Millenials were born with extremely sensitive bullshit barometers and we want honesty, transparency, and integrity. We want a church where we can develop relationships, build community, and engender fellowship despite difference and disagreement, but without pretending that we believe nothing lest we offend someone, anyone. We want a church that respects us, because we have the courage to live in both faith and doubt, certainty and uncertainty, boldness and meekness, and countless other seemingly opposite traits wedded together in conscious imperfection.

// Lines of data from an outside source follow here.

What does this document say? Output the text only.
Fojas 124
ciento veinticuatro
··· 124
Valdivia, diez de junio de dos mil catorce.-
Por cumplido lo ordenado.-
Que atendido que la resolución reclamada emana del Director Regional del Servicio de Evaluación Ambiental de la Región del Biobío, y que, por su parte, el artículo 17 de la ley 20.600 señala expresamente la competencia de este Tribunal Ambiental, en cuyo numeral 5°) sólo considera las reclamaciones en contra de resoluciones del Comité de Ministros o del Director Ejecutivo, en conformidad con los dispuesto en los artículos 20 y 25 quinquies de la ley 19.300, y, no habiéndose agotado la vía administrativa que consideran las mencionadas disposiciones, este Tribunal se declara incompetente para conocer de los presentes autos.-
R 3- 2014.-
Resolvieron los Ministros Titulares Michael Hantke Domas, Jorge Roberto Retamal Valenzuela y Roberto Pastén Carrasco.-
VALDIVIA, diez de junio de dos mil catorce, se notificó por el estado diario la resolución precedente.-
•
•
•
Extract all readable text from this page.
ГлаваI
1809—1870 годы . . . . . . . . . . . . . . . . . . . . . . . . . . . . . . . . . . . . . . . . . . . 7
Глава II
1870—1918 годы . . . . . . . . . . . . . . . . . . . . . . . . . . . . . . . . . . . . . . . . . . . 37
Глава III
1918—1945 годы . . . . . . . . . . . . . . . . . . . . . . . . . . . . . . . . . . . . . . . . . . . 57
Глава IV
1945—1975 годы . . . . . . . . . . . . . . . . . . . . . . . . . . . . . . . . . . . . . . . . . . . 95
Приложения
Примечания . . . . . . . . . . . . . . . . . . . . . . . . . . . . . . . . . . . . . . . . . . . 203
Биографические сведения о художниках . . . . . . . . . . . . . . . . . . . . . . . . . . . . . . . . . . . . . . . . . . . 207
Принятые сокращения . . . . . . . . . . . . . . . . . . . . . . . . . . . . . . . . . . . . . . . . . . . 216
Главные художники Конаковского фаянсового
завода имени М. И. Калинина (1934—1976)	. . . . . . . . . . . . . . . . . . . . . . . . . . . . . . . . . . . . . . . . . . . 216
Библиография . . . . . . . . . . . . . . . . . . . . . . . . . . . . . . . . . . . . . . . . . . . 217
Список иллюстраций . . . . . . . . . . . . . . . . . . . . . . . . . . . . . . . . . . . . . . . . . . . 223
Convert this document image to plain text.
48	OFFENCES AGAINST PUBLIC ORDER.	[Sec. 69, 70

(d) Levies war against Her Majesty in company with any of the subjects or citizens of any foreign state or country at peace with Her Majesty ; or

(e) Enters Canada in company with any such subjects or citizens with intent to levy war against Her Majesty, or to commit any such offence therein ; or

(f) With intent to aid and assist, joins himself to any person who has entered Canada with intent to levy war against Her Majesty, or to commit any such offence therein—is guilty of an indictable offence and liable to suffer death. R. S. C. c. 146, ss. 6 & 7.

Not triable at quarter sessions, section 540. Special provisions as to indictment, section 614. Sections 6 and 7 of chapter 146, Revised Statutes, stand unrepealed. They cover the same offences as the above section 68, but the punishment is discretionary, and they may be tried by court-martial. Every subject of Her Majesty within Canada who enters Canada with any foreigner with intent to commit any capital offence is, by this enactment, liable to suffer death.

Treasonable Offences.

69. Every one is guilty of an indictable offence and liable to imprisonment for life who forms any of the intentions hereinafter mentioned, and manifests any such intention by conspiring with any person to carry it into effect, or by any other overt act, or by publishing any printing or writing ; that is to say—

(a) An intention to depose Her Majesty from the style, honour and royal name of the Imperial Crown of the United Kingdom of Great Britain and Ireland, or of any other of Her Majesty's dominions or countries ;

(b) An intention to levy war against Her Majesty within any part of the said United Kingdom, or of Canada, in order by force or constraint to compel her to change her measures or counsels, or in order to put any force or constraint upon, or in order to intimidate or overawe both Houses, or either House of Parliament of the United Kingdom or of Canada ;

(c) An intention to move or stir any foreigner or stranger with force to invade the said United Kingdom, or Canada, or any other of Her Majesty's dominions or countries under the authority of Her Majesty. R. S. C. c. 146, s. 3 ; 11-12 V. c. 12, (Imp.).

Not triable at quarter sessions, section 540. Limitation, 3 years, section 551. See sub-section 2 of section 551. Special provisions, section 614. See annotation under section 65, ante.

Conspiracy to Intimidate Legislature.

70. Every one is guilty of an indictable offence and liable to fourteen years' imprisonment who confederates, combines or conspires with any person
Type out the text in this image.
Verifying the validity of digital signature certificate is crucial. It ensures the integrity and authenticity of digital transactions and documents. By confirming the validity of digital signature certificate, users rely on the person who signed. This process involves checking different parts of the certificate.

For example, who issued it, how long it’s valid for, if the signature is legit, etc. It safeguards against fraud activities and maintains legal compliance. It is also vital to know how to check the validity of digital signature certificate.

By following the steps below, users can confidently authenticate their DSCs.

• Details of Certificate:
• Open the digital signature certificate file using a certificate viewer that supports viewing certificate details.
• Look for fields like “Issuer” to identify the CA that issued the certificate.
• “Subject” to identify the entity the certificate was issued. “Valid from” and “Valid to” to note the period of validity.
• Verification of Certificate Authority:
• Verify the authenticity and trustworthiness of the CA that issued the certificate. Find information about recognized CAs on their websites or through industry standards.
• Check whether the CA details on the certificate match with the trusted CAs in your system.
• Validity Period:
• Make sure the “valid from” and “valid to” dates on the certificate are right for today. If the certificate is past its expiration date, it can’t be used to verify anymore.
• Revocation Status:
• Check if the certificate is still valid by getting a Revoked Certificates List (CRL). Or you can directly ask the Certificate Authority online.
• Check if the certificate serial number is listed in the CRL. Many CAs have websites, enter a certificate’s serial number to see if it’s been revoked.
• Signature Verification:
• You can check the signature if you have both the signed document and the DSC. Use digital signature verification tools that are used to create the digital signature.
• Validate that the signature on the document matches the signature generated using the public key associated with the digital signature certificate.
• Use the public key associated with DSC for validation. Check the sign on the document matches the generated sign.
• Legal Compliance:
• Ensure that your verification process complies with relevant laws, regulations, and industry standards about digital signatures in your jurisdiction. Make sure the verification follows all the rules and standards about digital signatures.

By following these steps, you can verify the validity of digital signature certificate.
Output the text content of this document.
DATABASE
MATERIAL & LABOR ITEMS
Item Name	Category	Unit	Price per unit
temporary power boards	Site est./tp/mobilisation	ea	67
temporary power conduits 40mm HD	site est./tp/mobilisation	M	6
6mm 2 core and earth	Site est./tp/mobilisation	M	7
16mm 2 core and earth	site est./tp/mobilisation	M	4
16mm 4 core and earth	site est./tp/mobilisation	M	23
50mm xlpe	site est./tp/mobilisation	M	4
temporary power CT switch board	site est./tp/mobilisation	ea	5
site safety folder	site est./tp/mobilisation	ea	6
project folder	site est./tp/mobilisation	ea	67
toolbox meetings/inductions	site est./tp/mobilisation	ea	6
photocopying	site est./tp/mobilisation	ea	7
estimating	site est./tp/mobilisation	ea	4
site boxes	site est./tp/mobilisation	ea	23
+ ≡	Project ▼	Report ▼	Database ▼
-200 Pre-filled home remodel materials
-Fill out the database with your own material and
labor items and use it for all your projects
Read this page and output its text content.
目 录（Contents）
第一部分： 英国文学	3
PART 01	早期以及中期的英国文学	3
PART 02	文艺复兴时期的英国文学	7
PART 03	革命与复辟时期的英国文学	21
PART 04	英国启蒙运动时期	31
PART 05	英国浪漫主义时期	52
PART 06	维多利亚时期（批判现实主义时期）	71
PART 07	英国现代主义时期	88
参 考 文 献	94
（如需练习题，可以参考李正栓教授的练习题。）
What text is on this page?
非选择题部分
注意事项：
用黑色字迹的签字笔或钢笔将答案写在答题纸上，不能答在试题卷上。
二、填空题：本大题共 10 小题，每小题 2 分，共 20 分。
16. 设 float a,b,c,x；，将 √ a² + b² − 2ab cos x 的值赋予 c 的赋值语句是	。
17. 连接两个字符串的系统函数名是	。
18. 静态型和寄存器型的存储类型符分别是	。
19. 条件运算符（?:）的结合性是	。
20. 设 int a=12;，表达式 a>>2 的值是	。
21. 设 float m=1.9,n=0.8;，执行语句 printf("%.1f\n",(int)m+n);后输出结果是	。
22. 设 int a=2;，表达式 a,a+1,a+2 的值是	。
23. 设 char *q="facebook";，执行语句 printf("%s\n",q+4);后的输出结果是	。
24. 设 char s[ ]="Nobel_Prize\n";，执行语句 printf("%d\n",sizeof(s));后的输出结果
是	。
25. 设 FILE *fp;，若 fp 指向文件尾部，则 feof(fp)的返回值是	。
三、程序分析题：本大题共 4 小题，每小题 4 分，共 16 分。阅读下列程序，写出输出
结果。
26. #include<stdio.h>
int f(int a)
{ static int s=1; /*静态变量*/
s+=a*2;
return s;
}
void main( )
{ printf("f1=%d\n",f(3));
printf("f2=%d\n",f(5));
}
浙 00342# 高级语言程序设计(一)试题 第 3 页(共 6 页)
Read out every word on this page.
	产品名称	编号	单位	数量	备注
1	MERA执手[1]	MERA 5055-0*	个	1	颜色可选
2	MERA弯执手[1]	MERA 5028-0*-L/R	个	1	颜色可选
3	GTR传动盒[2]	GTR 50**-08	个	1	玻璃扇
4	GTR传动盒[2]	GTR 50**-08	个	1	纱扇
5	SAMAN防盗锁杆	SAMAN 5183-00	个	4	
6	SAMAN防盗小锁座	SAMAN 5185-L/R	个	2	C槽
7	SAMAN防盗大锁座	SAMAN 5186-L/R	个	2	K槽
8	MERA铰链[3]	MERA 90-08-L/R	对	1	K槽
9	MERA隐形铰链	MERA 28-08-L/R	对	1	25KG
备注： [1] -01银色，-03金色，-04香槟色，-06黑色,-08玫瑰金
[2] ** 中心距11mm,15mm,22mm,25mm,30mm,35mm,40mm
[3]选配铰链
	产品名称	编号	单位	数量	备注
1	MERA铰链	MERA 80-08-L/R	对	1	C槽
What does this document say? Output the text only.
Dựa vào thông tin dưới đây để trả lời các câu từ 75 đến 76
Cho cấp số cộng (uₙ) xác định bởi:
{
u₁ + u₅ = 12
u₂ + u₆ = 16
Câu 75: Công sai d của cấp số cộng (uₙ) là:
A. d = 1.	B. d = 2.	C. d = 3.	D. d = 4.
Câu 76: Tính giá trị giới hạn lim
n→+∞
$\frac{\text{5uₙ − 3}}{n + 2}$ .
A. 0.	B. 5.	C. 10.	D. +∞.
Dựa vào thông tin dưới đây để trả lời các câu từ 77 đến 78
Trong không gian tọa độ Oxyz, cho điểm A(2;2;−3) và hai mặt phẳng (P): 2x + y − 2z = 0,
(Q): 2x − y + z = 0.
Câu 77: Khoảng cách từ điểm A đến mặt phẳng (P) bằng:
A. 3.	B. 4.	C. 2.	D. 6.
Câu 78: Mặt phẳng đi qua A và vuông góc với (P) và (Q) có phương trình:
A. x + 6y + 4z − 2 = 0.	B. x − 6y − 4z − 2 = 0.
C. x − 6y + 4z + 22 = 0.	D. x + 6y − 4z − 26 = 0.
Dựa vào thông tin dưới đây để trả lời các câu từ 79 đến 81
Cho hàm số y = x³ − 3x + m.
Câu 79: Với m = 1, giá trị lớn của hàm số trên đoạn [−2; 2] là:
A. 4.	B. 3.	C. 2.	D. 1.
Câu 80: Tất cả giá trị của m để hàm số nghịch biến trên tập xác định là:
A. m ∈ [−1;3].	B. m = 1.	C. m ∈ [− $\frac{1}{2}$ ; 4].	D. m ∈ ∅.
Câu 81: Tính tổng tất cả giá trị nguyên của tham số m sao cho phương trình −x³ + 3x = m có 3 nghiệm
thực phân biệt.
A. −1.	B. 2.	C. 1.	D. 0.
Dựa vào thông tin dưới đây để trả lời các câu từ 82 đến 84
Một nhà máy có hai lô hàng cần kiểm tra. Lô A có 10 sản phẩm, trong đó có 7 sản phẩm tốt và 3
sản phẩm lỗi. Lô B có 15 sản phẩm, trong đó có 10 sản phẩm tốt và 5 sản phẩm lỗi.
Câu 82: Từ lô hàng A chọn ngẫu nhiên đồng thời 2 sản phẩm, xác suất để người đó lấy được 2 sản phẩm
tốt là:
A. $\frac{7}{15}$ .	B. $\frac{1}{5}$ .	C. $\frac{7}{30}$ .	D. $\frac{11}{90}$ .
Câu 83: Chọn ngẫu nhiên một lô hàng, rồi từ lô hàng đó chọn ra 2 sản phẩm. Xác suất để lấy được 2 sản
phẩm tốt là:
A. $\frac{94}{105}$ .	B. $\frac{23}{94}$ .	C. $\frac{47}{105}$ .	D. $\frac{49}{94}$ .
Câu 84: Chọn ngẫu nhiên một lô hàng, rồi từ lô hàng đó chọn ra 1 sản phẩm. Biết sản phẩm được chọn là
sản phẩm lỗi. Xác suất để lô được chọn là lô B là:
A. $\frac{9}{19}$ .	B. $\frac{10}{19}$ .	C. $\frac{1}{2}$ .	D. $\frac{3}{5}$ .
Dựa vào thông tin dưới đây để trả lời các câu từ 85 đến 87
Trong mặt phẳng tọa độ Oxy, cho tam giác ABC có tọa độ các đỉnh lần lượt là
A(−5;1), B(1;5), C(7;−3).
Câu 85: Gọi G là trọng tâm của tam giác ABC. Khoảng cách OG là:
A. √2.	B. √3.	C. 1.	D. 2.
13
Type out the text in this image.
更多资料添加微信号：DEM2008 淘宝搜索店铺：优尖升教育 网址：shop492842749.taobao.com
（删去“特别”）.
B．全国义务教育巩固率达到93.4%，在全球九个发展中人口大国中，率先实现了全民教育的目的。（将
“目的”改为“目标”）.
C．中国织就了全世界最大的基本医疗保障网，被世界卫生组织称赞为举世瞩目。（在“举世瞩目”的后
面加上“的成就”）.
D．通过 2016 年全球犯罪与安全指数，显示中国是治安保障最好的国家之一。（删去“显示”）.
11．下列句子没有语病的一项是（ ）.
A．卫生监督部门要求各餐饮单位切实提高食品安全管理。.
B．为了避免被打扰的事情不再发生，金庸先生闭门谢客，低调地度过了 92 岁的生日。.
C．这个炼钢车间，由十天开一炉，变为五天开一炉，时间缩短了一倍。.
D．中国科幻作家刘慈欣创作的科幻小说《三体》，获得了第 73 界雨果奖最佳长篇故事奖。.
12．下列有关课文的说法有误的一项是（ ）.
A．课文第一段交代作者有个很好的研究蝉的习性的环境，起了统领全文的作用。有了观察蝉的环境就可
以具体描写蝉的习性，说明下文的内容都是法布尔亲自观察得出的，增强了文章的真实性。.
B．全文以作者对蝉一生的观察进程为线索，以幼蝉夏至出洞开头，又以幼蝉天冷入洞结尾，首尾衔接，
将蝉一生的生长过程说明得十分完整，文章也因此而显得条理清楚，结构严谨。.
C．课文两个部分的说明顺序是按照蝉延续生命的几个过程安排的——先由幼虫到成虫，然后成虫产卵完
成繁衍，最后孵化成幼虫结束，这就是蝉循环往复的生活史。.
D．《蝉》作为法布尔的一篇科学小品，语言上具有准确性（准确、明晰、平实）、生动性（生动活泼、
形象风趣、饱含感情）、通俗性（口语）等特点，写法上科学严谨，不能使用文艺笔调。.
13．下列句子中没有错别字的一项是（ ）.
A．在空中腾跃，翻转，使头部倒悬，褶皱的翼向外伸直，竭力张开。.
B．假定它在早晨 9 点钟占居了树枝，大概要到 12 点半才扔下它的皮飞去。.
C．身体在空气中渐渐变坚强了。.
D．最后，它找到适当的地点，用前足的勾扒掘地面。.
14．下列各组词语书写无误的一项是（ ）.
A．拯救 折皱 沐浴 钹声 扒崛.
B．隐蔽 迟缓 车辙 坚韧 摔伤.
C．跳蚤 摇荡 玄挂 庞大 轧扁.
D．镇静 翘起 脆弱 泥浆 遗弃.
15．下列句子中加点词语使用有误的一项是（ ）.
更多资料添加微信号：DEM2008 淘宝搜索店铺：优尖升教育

We want a church that doesn’t make us choose between artificial categories of superficial division. We want a church that allows us to be authentic christians as well as progressive activists, a church that does not assume that convention means we are bigots, that we are fundamentalists, that we are young earth creationists, biblical literalists and innerrantists, “God Hates Fags!” picketers, or hardline anti-abortion, anti-women, anti-immigration neoconservatives. Our church is historically the church of the via media — fraught thought that term is — and its members should know well the sort of cohabitant and coöperative culture we yearn for and which we find lived out in the pages of the gospel, in the life of Jesus Christ and the acts of his apostles.
Our idea of church is a place where ideas can flow freely and where questions are never stifled, but also where our history is accepted and our traditions respected. Christology, hamartiology, eschatology, and theology in general should not be forbidden subjects, the domain of divinity students who will never revisit their study. Worship should be less about novelty, play-acting, and pleasing and more about adoration, supplication, lamentation, and oblation; you know, worship.
We are thoroughly tired of a church that disrespects us by trembling fearfully in our presence, terrified that it may offend us or challenge us. We want to be offended, offended by our complacency exposed in the light of the gospel; challenged by the indictment of sinful self-regard and the subsequent call to go and sin no more, to be disciples to all nations and carry the love of Christ to all people. We want a church that remembers what it was, works with what it is, and reimagines what it could be.